SEMARANG | Kabarjateng.id – Perkembangan teknologi digital dan kecerdasan buatan (Artificial Intelligence/AI) yang semakin pesat menjadi perhatian dalam Seminar Nasional Jurnalistik 2026 yang diselenggarakan STIKOM Semarang, Minggu (21/6).
Kegiatan yang berlangsung di Aula STIKOM Semarang, Jalan Woltermonginsidi Raya No. 119, ini mengangkat tema “Profesi Wartawan di Era Digital dan AI”.
Seminar tersebut diikuti mahasiswa, praktisi media, serta masyarakat umum sebagai ruang diskusi untuk memahami perubahan dunia jurnalistik yang terus bergerak mengikuti kemajuan teknologi.
Selain menjadi sarana edukasi, kegiatan ini juga bertujuan meningkatkan kesadaran akan pentingnya literasi digital di tengah derasnya arus informasi.
Ketua STIKOM Semarang, Dr. Hedy Rahmat, menyampaikan bahwa kegiatan tersebut diharapkan mampu memberikan manfaat nyata, tidak hanya bagi kalangan akademisi tetapi juga masyarakat luas.
Menurutnya, perkembangan media digital menuntut peningkatan kemampuan literasi dan komunikasi agar masyarakat dapat lebih bijak dalam menerima maupun menyebarkan informasi.
“Seminar ini diharapkan menjadi ruang berbagi pengetahuan dan pengalaman yang dapat memperkuat pemahaman mengenai dinamika media digital. Ilmu yang diperoleh peserta nantinya bisa dimanfaatkan untuk meningkatkan kualitas literasi dan komunikasi di lingkungan masing-masing,” ujarnya.
Dalam seminar tersebut, hadir sebagai narasumber utama Dr. Bambang Sadono yang dikenal memiliki pengalaman panjang di bidang jurnalistik dan pemerintahan.
Ia menekankan bahwa kemajuan AI tidak seharusnya dipandang sebagai ancaman bagi profesi wartawan, melainkan peluang untuk mengembangkan kemampuan dan memperluas bidang kerja.
Menurut Bambang, kemampuan menulis tetap menjadi keterampilan utama yang dibutuhkan di berbagai platform media.

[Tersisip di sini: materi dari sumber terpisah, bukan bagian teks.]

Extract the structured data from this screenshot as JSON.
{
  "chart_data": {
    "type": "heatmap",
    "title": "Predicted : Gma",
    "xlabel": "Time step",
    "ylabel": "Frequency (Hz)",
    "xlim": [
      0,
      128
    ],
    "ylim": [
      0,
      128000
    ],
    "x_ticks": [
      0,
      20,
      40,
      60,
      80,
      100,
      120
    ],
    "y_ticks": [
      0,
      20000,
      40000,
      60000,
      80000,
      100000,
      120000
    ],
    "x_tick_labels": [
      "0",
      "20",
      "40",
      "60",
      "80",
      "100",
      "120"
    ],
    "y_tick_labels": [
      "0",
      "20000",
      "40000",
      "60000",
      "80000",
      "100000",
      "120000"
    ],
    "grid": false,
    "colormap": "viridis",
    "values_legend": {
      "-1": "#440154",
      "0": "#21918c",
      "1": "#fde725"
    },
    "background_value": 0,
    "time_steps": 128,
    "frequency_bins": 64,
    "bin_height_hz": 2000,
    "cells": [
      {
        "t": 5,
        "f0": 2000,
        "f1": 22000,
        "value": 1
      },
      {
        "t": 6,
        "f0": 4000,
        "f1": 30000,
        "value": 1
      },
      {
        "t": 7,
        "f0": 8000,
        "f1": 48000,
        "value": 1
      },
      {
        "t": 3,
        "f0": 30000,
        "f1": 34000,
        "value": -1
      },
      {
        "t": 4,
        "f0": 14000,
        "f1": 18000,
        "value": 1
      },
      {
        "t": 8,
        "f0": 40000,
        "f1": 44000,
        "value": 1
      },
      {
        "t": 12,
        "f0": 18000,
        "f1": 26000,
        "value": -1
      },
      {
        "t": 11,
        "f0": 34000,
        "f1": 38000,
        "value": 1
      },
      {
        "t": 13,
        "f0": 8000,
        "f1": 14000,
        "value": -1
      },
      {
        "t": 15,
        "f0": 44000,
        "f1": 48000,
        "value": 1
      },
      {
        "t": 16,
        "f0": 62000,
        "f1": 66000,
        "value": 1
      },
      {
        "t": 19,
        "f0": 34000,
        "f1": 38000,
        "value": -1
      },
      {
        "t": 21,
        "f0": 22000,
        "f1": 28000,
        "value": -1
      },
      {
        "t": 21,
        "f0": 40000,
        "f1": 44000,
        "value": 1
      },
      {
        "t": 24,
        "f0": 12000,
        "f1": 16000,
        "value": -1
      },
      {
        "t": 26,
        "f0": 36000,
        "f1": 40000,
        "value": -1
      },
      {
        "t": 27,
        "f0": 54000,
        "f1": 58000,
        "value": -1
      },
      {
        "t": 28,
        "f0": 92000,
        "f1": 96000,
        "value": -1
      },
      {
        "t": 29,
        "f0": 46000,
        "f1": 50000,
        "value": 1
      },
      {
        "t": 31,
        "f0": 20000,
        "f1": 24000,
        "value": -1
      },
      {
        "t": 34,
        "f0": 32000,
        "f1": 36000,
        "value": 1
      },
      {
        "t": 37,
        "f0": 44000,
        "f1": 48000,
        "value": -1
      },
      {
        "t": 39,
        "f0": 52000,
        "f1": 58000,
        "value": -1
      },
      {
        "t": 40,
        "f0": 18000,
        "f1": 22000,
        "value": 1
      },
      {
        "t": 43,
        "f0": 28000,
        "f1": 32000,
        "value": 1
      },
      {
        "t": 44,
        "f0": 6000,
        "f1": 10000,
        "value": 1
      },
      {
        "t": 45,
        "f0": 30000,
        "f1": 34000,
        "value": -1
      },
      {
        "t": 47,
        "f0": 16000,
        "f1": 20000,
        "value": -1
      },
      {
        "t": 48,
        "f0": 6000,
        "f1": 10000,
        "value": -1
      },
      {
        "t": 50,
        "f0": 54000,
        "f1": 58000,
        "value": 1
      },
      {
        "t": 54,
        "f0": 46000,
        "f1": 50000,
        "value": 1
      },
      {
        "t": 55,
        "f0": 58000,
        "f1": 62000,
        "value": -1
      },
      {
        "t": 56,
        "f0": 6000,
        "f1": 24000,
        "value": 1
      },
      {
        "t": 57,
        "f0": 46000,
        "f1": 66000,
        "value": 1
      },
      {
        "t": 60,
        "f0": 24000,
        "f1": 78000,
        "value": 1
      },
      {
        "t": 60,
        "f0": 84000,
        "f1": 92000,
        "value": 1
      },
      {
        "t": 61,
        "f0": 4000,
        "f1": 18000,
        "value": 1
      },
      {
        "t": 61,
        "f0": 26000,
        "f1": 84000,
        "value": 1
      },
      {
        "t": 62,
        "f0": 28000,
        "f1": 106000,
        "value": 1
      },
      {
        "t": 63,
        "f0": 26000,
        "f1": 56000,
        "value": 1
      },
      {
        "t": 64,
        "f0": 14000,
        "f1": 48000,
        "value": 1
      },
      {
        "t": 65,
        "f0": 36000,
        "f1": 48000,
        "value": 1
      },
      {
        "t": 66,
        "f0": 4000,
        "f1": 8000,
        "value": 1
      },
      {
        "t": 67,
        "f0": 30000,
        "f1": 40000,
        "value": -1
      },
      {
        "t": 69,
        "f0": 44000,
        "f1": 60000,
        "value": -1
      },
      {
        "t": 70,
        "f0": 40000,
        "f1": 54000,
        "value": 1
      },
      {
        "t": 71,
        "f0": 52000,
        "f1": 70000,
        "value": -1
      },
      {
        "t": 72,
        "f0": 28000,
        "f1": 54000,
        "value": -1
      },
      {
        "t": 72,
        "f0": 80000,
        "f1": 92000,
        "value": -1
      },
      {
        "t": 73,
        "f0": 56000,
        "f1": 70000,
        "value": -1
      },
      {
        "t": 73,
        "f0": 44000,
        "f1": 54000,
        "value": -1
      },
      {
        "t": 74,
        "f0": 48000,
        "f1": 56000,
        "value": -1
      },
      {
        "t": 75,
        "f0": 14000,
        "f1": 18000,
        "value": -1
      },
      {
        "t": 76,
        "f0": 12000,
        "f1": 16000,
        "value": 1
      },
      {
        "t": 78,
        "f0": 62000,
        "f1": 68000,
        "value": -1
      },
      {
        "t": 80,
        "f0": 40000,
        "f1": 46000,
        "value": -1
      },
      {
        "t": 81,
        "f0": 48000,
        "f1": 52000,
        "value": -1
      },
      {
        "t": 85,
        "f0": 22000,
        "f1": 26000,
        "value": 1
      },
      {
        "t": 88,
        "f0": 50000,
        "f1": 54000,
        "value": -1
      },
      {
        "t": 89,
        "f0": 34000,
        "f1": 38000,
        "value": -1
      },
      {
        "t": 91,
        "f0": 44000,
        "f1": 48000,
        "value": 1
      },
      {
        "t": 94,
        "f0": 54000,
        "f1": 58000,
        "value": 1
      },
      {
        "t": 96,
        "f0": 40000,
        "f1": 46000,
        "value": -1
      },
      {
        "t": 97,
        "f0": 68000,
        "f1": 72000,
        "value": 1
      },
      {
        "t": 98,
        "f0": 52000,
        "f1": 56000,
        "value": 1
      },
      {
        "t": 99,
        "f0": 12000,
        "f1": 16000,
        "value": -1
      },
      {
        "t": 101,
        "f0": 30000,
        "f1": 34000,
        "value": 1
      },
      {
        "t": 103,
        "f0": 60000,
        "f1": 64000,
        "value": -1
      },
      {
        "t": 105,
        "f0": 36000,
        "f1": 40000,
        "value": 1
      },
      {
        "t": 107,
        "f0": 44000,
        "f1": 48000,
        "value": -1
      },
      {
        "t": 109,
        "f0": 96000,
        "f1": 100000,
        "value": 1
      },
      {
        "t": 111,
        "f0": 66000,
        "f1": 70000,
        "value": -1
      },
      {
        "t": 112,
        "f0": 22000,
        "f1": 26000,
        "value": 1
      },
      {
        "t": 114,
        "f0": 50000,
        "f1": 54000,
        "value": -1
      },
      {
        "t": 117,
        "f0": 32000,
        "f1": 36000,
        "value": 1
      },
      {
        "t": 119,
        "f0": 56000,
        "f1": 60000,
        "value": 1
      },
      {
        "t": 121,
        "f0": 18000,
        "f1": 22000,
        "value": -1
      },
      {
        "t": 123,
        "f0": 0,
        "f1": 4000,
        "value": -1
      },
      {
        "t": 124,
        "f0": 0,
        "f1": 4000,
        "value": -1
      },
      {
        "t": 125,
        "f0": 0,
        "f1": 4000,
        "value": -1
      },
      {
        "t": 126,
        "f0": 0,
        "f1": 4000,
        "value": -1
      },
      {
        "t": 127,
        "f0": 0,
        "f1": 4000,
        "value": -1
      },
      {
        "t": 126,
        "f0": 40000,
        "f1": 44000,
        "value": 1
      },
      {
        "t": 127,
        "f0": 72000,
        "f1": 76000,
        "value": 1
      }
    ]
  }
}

Selain itu, generasi muda juga perlu menguasai keterampilan pendukung seperti penyuntingan konten, produksi video, pengelolaan media digital, riset, hingga kehumasan.
“Era digital menghadirkan peluang yang semakin beragam. Mereka yang terus belajar dan mampu beradaptasi akan memiliki banyak kesempatan untuk berkembang,” ungkapnya.
Ia menjelaskan bahwa peran jurnalis saat ini tidak lagi terbatas pada kegiatan peliputan dan penulisan berita.
Industri media membutuhkan sumber daya yang mampu mengelola konten multimedia, memahami teknologi informasi, serta memiliki wawasan manajerial dalam pengelolaan media modern.
Meski teknologi semakin canggih, Bambang mengingatkan bahwa prinsip-prinsip dasar jurnalistik tetap harus dijaga.
Akurasi, verifikasi fakta, independensi, dan tanggung jawab publik dinilai sebagai fondasi yang tidak dapat digantikan oleh teknologi apa pun.
“AI dapat mempercepat proses kerja, tetapi tidak bisa menggantikan nilai-nilai etika dan profesionalisme yang menjadi ruh profesi wartawan,” tegasnya.
Melalui kegiatan ini, STIKOM Semarang berharap lahir generasi muda yang siap menghadapi perubahan teknologi tanpa meninggalkan prinsip-prinsip jurnalistik yang berintegritas.
Seminar tersebut juga menjadi bagian dari upaya memperkuat literasi digital sekaligus mendukung peran media sebagai elemen penting dalam kehidupan demokrasi dan pembangunan masyarakat.